Unter den KritikerInnen wird die Trennung zwischen Sozial- und Lebensstilanarchismus leider zu einer Trennung zwischen älterer und jüngerer Generation umgedeutet. Bookchin betrachtet jedoch den Sozial- wie den Individual-Anarchismus als in der Vergangenheit und in der Gegenwart existent. Kingsley Widmer, unter anderen, schreibt den Sozialanarchismus ausschliesslich der nicht wiederfindbaren Vergangenheit zu und behauptet, dass Primitivismus und Individualismus einfach die Inhalte des heutigen Anarchismus seien.

Für Sozialanarchismus einzutreten ist, laut Widmer, ein Anachronismus: „in einsamer Pracht“ stehend, „auf den gespenstischen Schultern von Bakunin, Kropotkin und ihren Nachkommen unter den spanischen AnarchistInnen vor schon mehr als zwei Generationen.“ Sozialanarchismus ist, Widmer zufolge, historisch vorbei: „Bookchins Ansatz scheint ein manchmal lobenswerter aber jetzt enger und dünner Libertarismus, der einer früheren Zeit, einem früherem Ort, und früheren Verhältnissen angehört.“ Das heisst: Revolution, Organisation und Programm gehören der Vergangenheit an und sind für den Anarchismus heute irrelevant. Widmers Ansicht wird besonders dadurch gefährlich, weil er einen politischen Unterschied in einen Generationenkonflikt umdichtet.

Der Streit um Lebensstilanarchismus ist symptomatisch für die fast überall vorhandene verheerende Strömung nach rechts. Wir dürfen nicht zulassen, dass der Sozialanarchismus als ein historisches Überbleibsel, eine archäologische Antiquität eingestuft wird. Trotz der jetzigen kulturellen Konterrevolution müssen wir einen sozialen, organisierten, programmatischen Links- Libertarismus aufrechterhalten und erweitern. Auf dem Spiel steht die fortgesetzte Existenz der revolutionären libertären Linken.

Literatur

Bey, Hakim: 'T.A.Z.: The Temporary Autonomous Zone, Ontological Anarchy, Poetic Terrorism.' Brooklyn: Autonomedia, 1985.
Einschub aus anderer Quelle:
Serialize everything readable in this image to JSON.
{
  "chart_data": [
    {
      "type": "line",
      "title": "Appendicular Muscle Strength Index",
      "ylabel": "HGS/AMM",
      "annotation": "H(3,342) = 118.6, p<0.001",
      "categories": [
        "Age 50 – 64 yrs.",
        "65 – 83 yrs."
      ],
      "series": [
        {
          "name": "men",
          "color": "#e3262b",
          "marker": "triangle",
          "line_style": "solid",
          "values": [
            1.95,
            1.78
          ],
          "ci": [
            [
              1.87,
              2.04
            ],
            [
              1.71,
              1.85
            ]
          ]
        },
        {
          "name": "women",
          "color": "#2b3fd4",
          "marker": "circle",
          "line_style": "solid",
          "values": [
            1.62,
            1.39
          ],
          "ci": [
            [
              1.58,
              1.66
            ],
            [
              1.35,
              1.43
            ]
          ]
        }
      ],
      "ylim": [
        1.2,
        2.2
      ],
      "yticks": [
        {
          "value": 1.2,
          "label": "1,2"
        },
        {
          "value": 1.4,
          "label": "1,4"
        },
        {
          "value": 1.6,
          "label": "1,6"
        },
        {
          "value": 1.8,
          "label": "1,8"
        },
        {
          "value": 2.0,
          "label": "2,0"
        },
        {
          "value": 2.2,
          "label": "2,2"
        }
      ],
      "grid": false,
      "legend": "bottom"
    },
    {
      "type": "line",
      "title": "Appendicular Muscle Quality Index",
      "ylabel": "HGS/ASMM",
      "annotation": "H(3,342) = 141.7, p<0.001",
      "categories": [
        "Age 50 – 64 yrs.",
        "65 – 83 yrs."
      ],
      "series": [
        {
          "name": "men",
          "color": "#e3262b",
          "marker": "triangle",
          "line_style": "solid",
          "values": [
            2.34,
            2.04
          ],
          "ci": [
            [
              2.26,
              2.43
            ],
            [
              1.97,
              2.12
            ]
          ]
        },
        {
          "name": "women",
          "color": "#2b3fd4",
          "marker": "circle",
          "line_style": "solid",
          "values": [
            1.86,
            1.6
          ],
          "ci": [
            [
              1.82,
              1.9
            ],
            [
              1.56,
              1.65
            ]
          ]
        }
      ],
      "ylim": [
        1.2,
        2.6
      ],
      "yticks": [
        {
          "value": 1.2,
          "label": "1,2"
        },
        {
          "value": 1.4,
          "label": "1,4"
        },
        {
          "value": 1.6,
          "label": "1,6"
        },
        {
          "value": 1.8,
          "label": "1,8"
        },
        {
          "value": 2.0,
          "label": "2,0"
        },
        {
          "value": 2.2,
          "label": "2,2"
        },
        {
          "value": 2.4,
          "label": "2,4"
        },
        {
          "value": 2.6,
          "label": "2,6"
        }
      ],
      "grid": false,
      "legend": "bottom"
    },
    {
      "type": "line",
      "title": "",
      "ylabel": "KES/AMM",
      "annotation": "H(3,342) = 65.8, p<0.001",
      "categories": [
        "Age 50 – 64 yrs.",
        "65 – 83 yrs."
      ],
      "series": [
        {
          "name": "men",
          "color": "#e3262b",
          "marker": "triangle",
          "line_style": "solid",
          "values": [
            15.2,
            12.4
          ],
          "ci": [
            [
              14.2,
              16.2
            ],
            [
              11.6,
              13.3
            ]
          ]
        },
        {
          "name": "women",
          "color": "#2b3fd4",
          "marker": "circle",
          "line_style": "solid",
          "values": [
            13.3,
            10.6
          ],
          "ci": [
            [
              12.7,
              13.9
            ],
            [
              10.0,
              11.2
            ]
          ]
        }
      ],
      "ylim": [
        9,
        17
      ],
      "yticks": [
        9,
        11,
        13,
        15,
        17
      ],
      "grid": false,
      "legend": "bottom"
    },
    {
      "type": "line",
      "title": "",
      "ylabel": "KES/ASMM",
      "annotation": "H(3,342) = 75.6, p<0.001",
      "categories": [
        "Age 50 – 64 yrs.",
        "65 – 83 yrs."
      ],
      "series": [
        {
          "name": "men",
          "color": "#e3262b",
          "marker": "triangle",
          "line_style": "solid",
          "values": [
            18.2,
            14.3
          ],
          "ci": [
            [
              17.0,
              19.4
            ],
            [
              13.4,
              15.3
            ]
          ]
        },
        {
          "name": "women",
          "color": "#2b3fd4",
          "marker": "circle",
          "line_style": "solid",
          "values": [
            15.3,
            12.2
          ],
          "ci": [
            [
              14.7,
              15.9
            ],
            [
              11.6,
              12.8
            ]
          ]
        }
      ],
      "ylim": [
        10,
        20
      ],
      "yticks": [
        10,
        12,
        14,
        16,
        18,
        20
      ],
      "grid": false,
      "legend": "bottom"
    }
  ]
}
Bookchin, Murray: 'Social Anarchism or Lifestyle Anarchism.' San Francisco and Edinburgh: A.K. Press, 1995.

Bookchin, Murray: 'Whither Anarchism?' in: 'Anarchism, Marxism, and the Future of the Left.' San Francisco and Edinburgh: A.K. Press, 1999 (in press)

Watson, David: 'Beyond Bookchin: Preface for a Future Social Ecology.' Brooklyn: Autonomedia, 1996.

Widmer, Kingsley: 'How Broad and Deep Is Anarchism?' in: 'Social Anarchism', No. 24 (1997).

Zerzan, John: 'Future Primitive and Other Essays'. Brooklyn: Autonomedia, 1994.